Add this to your `claude_desktop_config.json`. Make sure to use an **absolute path** for your corpus directory:

```json
{
  "mcpServers": {
    "dci": {
      "command": "dci-mcp",
      "args": [
        "--corpus", "/absolute/path/to/project",
        "--provider", "openai"
      ],
      "env": {
        "OPENAI_API_KEY": "sk-..."
      }
    }
  }
}
```

### Agent Instructions (`.cursorrules` / `.github/copilot-instructions.md`)

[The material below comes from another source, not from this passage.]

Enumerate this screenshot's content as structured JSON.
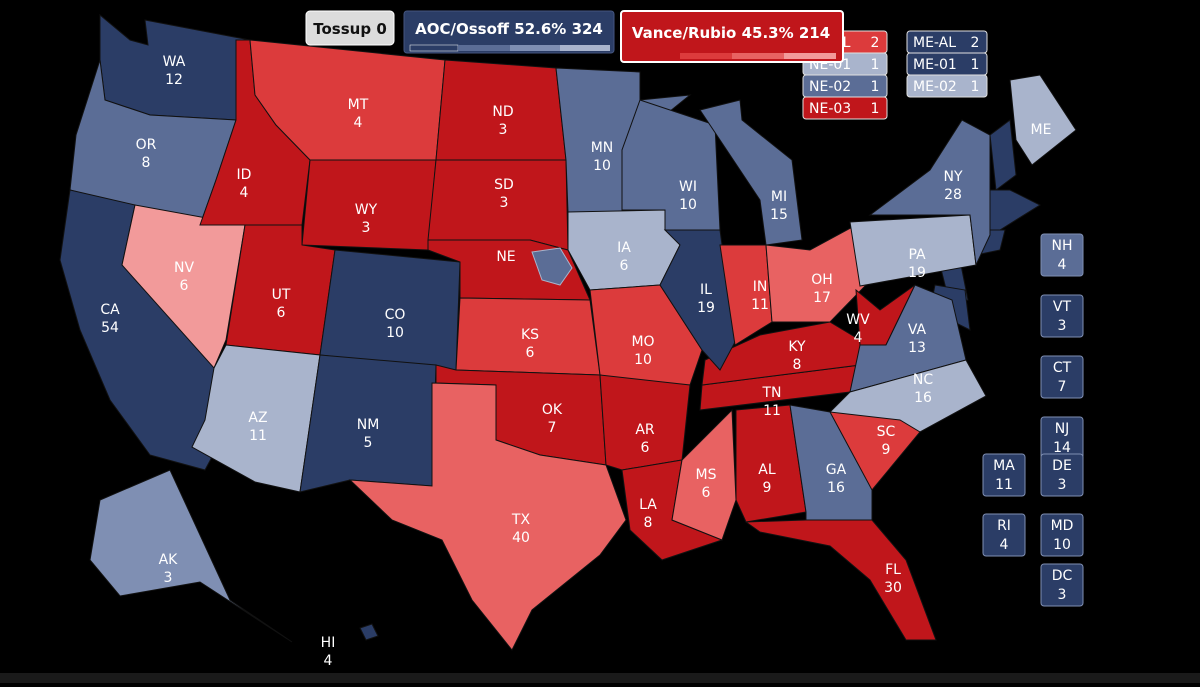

While the MCP protocol self-advertises its schema automatically, you can add this snippet to your workspace rules to aggressively nudge your IDE's agent to prefer `dci-tool` over its default search:

```md
When investigating massive logs, unknown directories, or complex codebase issues, DO NOT use your default workspace search. Instead, invoke the `dci_investigate` MCP tool to recursively interrogate the corpus. Always pass a stable `session_id` to maintain context across multiple turns during the same investigation.
```

## Safety Model

1. Every caller-supplied path is canonicalized and must maintain a prefix of the initialized `CorpusRoot`.
2. Symlink evaluation happens before boundary-checks.
3. Completely read-only operations. (No `fs::write` or `fs::remove` APIs used anywhere).
4. No external network execution from tools.
5. All executions are strictly bounded by elapsed wall-time, total files processed, and maximum results gathered.

## Development

This repo uses [`just`](https://github.com/casey/just) as a task runner. Run `just` to list recipes.

```bash
just check   # fmt + clippy + tests + msrv + doc + publish dry-run
just test    # run the test suite across feature combinations
just doc     # build rustdoc with strict warnings
```

Releases are automated with [release-plz](https://release-plz.dev/), driven by
[Conventional Commits](https://www.conventionalcommits.org/). Merging to `master`
opens a release PR; merging that PR publishes to crates.io and tags the release.

## License

Licensed under either of

- Apache License, Version 2.0 ([LICENSE-APACHE]LICENSE-APACHE or <http://www.apache.org/licenses/LICENSE-2.0>)
- MIT License ([LICENSE-MIT]LICENSE-MIT or <http://opensource.org/licenses/MIT>)

at your option.

Unless you explicitly state otherwise, any contribution intentionally submitted
for inclusion in the work by you, as defined in the Apache-2.0 license, shall be
dual licensed as above, without any additional terms or conditions.